« Défendre la démocratie en Haïti, c’est envoyer un signal fort aux tyrans d’aujourd’hui et de demain. »
Dimanche 22 mai 2021 ((rezonodwes.com))– Face à un projet dictatorial à l’œuvre en Haïti, nous, Haïtiens vivant en Europe, signataires de cette tribune, lançons un cri d’alarme aux citoyens du monde qui partagent les valeurs démocratiques.

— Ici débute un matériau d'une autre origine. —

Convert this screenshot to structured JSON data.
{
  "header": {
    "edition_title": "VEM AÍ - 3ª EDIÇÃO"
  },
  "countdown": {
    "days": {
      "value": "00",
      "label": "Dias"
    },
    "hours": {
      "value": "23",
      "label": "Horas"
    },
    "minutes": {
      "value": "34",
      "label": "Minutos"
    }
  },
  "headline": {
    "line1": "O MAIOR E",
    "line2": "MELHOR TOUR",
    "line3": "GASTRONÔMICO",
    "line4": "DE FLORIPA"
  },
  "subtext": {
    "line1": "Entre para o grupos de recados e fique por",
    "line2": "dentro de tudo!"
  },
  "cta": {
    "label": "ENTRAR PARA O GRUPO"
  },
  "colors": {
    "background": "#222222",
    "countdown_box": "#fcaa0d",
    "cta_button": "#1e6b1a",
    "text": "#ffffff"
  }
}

C’est un cri de solidarité envers nos sœurs et frères d’Haïti, victimes de l’insécurité généralisée. Des habitants des bidonvilles sont massacrés en toute impunité. Quotidiennement, des hommes, des femmes et des enfants de toutes les couches de la population sont kidnappés contre rançon, torturés, violés, assassinés.
Ces exactions sont l’œuvre de chefs de gangs qui agissent à visage découvert, en toute impunité et dans l’indifférence totale des autorités étatiques. Selon plusieurs organisations de droits humains locaux et internationaux, ces « gangs » seraient instrumentalisés par les plus hautes autorités de l’État afin d’étouffer toute contestation populaire contre le gouvernement. La commission nationale de désarmement et de réinsertion créée par le président de facto Jovenel Moïse va jusqu’à fédérer ces gangs, tristement célèbres, sous l’appellation « G 9 an fanmi e alye », terme créole qui signifie « G 9 en famille et alliés ».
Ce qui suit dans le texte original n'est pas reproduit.